TuxDave
Lifer
- Oct 8, 2002
- 10,571
- 3
- 71
Originally posted by: OS
Originally posted by: XZeroII
Originally posted by: shazbot
heres a simple question, why do you value and trust "gold"? if you can answer that, then you've answered the question on trust.
I can tell you why I value and trust it more than nothing. It is rare, it has substance, it can't be counterfit, it is more difficult to lie about.
Gold does have fixed scarcity, but lets say the apocalypse comes (which is more or less what it would take to destroy the US gov), how exactly will having gold, or any other non basic necessity, be useful to you?
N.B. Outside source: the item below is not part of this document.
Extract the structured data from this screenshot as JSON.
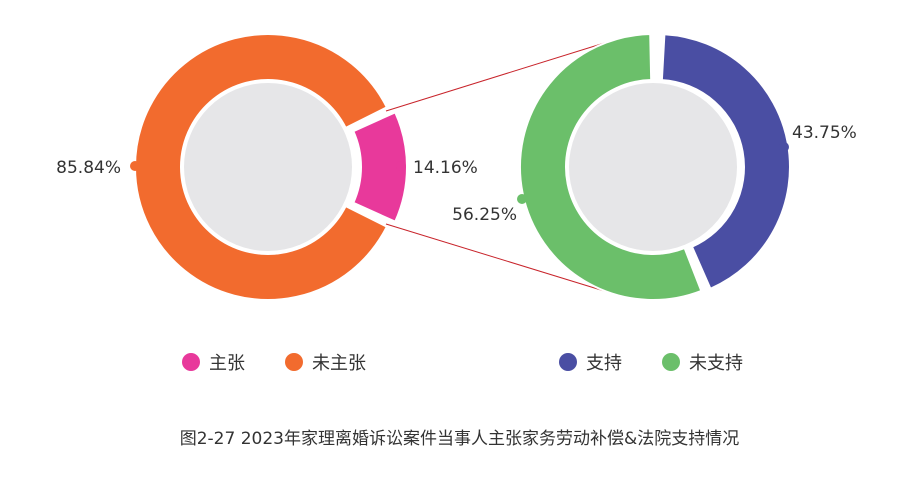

If you go to ANY other kind of nonbarter system, you have the same problem where the "money" doesn't have any worth outside the context of the society.
Society as we know it is based on the respect of property ownership, which requires a strong government, which is what our money is based on, faith in the strength of our government. In a complete anarchy, it would be a free for all, not even gold would have consistent value.
Exactly. So as you were saying XZeroII, gold has value in our society. We all believe it will hold a decent amount of value and purchasing power. But if gold turned out to be something that no one wanted (for whatever reason), people would end up exchanging as much gold as they can to something else that holds value making gold useless as a currency.